I have a list of bytes (8-bit bytes, or in C/C++ language they form a wchar_t type string), they form a Unicode string (byte by byte). How to convert those values into a Python string? I tried a few things, but none could join those 2 bytes into 1 character and build an entire string from it. Thank you.
3 Answers
Converting a sequence of bytes to a Unicode string is done by calling the decode() method on that str (in Python 2.x) or bytes (Python 3.x) object.
If you actually have a list of bytes, then, to get this object, you can use ''.join(bytelist) or b''.join(bytelist).
You need to specify the encoding that was used to encode the original Unicode string.
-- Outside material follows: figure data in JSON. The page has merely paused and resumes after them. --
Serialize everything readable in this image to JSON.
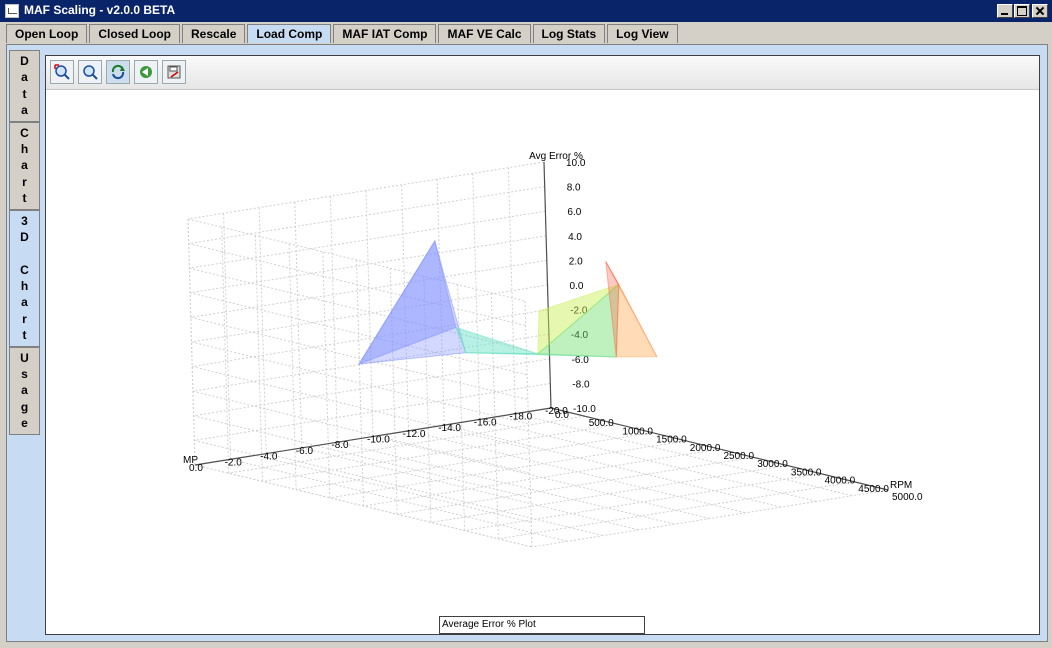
{
  "window": {
    "title": "MAF Scaling - v2.0.0 BETA"
  },
  "tabs": [
    {
      "label": "Open Loop"
    },
    {
      "label": "Closed Loop"
    },
    {
      "label": "Rescale"
    },
    {
      "label": "Load Comp"
    },
    {
      "label": "MAF IAT Comp"
    },
    {
      "label": "MAF VE Calc"
    },
    {
      "label": "Log Stats"
    },
    {
      "label": "Log View"
    }
  ],
  "active_tab": "Load Comp",
  "side_tabs": [
    {
      "label": "Data"
    },
    {
      "label": "Chart"
    },
    {
      "label": "3D Chart"
    },
    {
      "label": "Usage"
    }
  ],
  "active_side_tab": "3D Chart",
  "toolbar": [
    {
      "icon": "zoom-fit-icon"
    },
    {
      "icon": "zoom-icon"
    },
    {
      "icon": "rotate-icon"
    },
    {
      "icon": "reset-icon"
    },
    {
      "icon": "save-icon"
    }
  ],
  "chart_data": {
    "type": "surface3d",
    "legend": "Average Error % Plot",
    "z_axis": {
      "label": "Avg Error %",
      "ticks": [
        "10.0",
        "8.0",
        "6.0",
        "4.0",
        "2.0",
        "0.0",
        "-2.0",
        "-4.0",
        "-6.0",
        "-8.0",
        "-10.0"
      ],
      "range": [
        -10,
        10
      ]
    },
    "rpm_axis": {
      "label": "RPM",
      "ticks": [
        "0.0",
        "500.0",
        "1000.0",
        "1500.0",
        "2000.0",
        "2500.0",
        "3000.0",
        "3500.0",
        "4000.0",
        "4500.0",
        "5000.0"
      ],
      "range": [
        0,
        5000
      ]
    },
    "mp_axis": {
      "label": "MP",
      "ticks": [
        "0.0",
        "-2.0",
        "-4.0",
        "-6.0",
        "-8.0",
        "-10.0",
        "-12.0",
        "-14.0",
        "-16.0",
        "-18.0",
        "-20.0"
      ],
      "range": [
        -20,
        0
      ]
    },
    "surfaces": [
      {
        "name": "negative-error",
        "color": "#7f8fff"
      },
      {
        "name": "transition",
        "color": "#60e0c0"
      },
      {
        "name": "positive-error",
        "color": "#ff6a50"
      }
    ]
  }
}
However, the term "Python string" is a bit ambiguous and also version-dependent. The Python str type stands for a byte string in Python 2.x and a Unicode string in Python 3.x. So, in Python 2, just doing ''.join(bytelist) will give you a str object.
Demo for Python 2:
In [1]: 'тест'
Out[1]: '\xd1\x82\xd0\xb5\xd1\x81\xd1\x82'
In [2]: bytelist = ['\xd1', '\x82', '\xd0', '\xb5', '\xd1', '\x81', '\xd1', '\x82']
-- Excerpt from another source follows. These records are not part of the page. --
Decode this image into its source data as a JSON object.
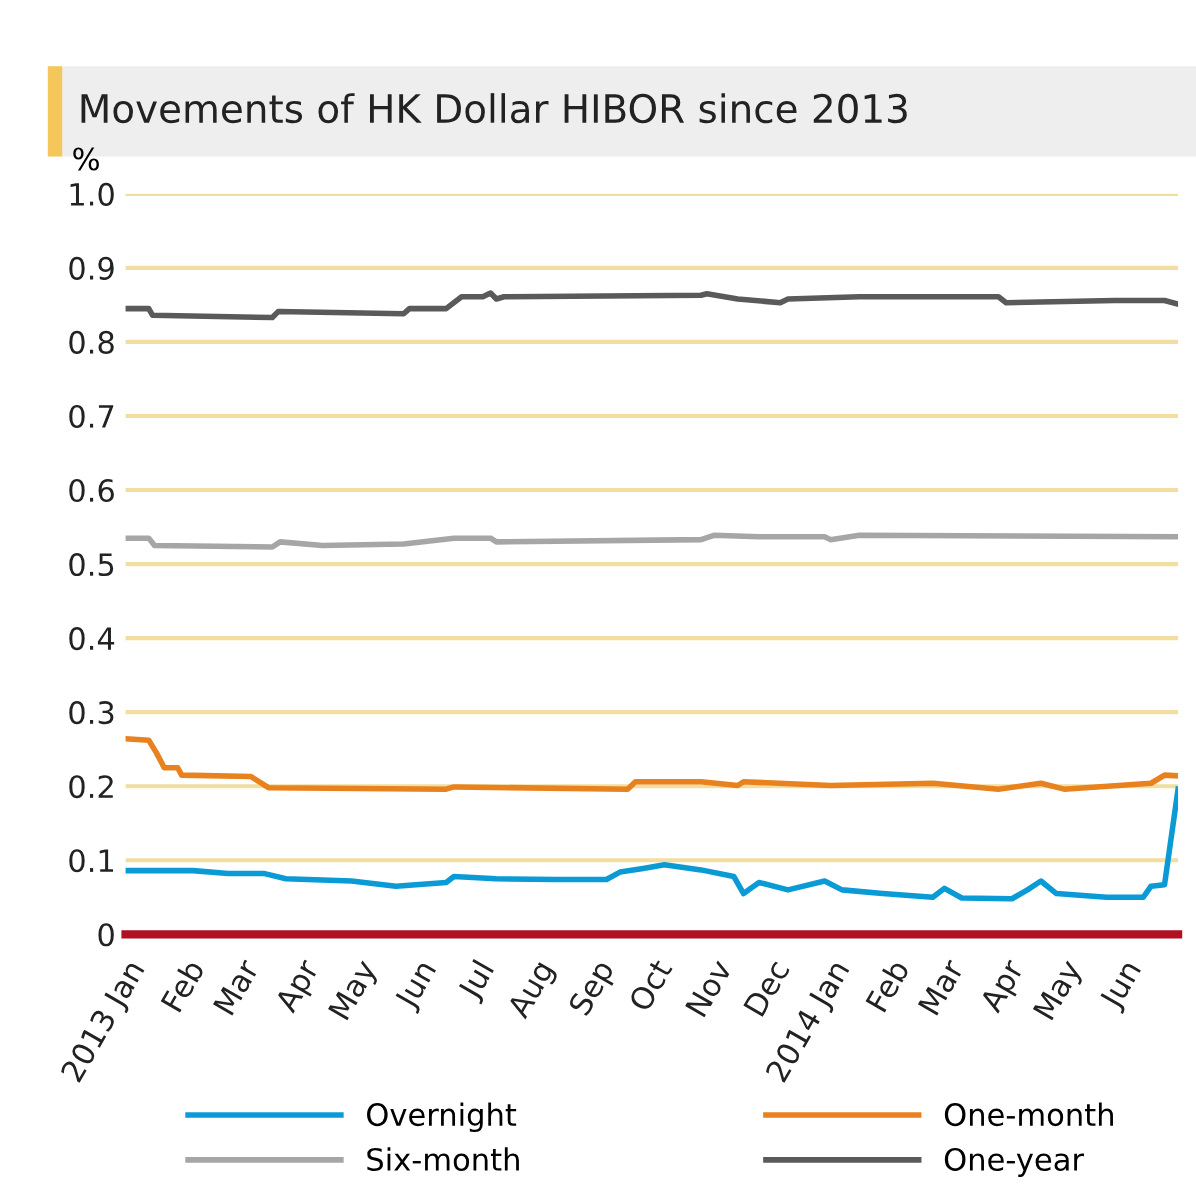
{
  "chart_data": {
    "type": "line",
    "title": "Movements of HK Dollar HIBOR since 2013",
    "ylabel": "%",
    "ylim": [
      0,
      1.0
    ],
    "yticks": [
      0,
      0.1,
      0.2,
      0.3,
      0.4,
      0.5,
      0.6,
      0.7,
      0.8,
      0.9,
      {
        "value": 1.0,
        "label": "1.0"
      }
    ],
    "xlim": [
      "2013-01-01",
      "2014-06-30"
    ],
    "xticks": [
      {
        "value": "2013-01-01",
        "label": "2013 Jan"
      },
      {
        "value": "2013-02-01",
        "label": "Feb"
      },
      {
        "value": "2013-03-01",
        "label": "Mar"
      },
      {
        "value": "2013-04-01",
        "label": "Apr"
      },
      {
        "value": "2013-05-01",
        "label": "May"
      },
      {
        "value": "2013-06-01",
        "label": "Jun"
      },
      {
        "value": "2013-07-01",
        "label": "Jul"
      },
      {
        "value": "2013-08-01",
        "label": "Aug"
      },
      {
        "value": "2013-09-01",
        "label": "Sep"
      },
      {
        "value": "2013-10-01",
        "label": "Oct"
      },
      {
        "value": "2013-11-01",
        "label": "Nov"
      },
      {
        "value": "2013-12-01",
        "label": "Dec"
      },
      {
        "value": "2014-01-01",
        "label": "2014 Jan"
      },
      {
        "value": "2014-02-01",
        "label": "Feb"
      },
      {
        "value": "2014-03-01",
        "label": "Mar"
      },
      {
        "value": "2014-04-01",
        "label": "Apr"
      },
      {
        "value": "2014-05-01",
        "label": "May"
      },
      {
        "value": "2014-06-01",
        "label": "Jun"
      }
    ],
    "grid": "y",
    "legend": "bottom",
    "marker": "none",
    "line_style": "solid",
    "series": [
      {
        "name": "Overnight",
        "color": "#0a9bd7",
        "x": [
          "2013-01-01",
          "2013-02-05",
          "2013-02-23",
          "2013-03-14",
          "2013-03-25",
          "2013-04-28",
          "2013-05-21",
          "2013-06-16",
          "2013-06-20",
          "2013-07-12",
          "2013-08-12",
          "2013-09-07",
          "2013-09-14",
          "2013-09-26",
          "2013-10-07",
          "2013-10-26",
          "2013-11-12",
          "2013-11-17",
          "2013-11-25",
          "2013-12-10",
          "2013-12-29",
          "2014-01-07",
          "2014-01-28",
          "2014-02-23",
          "2014-03-01",
          "2014-03-10",
          "2014-04-05",
          "2014-04-13",
          "2014-04-20",
          "2014-04-28",
          "2014-05-24",
          "2014-06-12",
          "2014-06-16",
          "2014-06-23",
          "2014-06-30"
        ],
        "values": [
          0.086,
          0.086,
          0.082,
          0.082,
          0.075,
          0.072,
          0.065,
          0.07,
          0.078,
          0.075,
          0.074,
          0.074,
          0.084,
          0.089,
          0.094,
          0.087,
          0.078,
          0.055,
          0.07,
          0.06,
          0.072,
          0.06,
          0.055,
          0.05,
          0.062,
          0.049,
          0.048,
          0.06,
          0.072,
          0.055,
          0.05,
          0.05,
          0.065,
          0.067,
          0.196
        ]
      },
      {
        "name": "One-month",
        "color": "#e8821e",
        "x": [
          "2013-01-01",
          "2013-01-13",
          "2013-01-17",
          "2013-01-21",
          "2013-01-28",
          "2013-01-30",
          "2013-03-07",
          "2013-03-16",
          "2013-06-16",
          "2013-06-20",
          "2013-09-18",
          "2013-09-22",
          "2013-10-26",
          "2013-11-14",
          "2013-11-17",
          "2014-01-01",
          "2014-02-23",
          "2014-03-29",
          "2014-04-20",
          "2014-05-02",
          "2014-06-16",
          "2014-06-23",
          "2014-06-30"
        ],
        "values": [
          0.264,
          0.262,
          0.245,
          0.225,
          0.225,
          0.215,
          0.213,
          0.198,
          0.196,
          0.199,
          0.196,
          0.206,
          0.206,
          0.201,
          0.206,
          0.201,
          0.204,
          0.196,
          0.204,
          0.196,
          0.204,
          0.215,
          0.214
        ]
      },
      {
        "name": "Six-month",
        "color": "#a6a6a6",
        "x": [
          "2013-01-01",
          "2013-01-13",
          "2013-01-16",
          "2013-03-18",
          "2013-03-22",
          "2013-04-13",
          "2013-05-25",
          "2013-06-20",
          "2013-07-09",
          "2013-07-12",
          "2013-10-26",
          "2013-11-02",
          "2013-11-25",
          "2013-12-29",
          "2014-01-01",
          "2014-01-16",
          "2014-06-30"
        ],
        "values": [
          0.535,
          0.535,
          0.525,
          0.523,
          0.53,
          0.525,
          0.527,
          0.535,
          0.535,
          0.53,
          0.533,
          0.539,
          0.537,
          0.537,
          0.533,
          0.539,
          0.537
        ]
      },
      {
        "name": "One-year",
        "color": "#5a5a5a",
        "x": [
          "2013-01-01",
          "2013-01-13",
          "2013-01-15",
          "2013-03-18",
          "2013-03-21",
          "2013-05-25",
          "2013-05-28",
          "2013-06-16",
          "2013-06-24",
          "2013-07-05",
          "2013-07-09",
          "2013-07-12",
          "2013-07-16",
          "2013-10-26",
          "2013-10-29",
          "2013-11-14",
          "2013-12-06",
          "2013-12-10",
          "2014-01-16",
          "2014-03-29",
          "2014-04-02",
          "2014-05-28",
          "2014-06-23",
          "2014-06-30"
        ],
        "values": [
          0.845,
          0.845,
          0.836,
          0.833,
          0.841,
          0.838,
          0.845,
          0.845,
          0.861,
          0.861,
          0.866,
          0.858,
          0.861,
          0.863,
          0.865,
          0.858,
          0.853,
          0.858,
          0.861,
          0.861,
          0.853,
          0.856,
          0.856,
          0.851
        ]
      }
    ]
  }
}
In [3]: ''.join(bytelist).decode('utf-8')
Out[3]: u'\u0442\u0435\u0441\u0442'
In [4]: print ''.join(bytelist).decode('utf-8') # encodes to the terminal encoding
тест
In [5]: ''.join(bytelist) == 'тест'
Out[5]: True
3 Comments
Out[3] from the answer would show a regular (Unicode) string. Output 4 would print the string (almost the same thing).you can also convert the byte list into string list using the decode()
stringlist=[x.decode('utf-8') for x in bytelist]
1 Comment
b'\x7f' as UTF-8, which is what the code in this answer would do. And given that the OP has stated they have 8-bit bytes from a C++ wchar_t data type it is almost guaranteed to not be ASCII or UTF-8.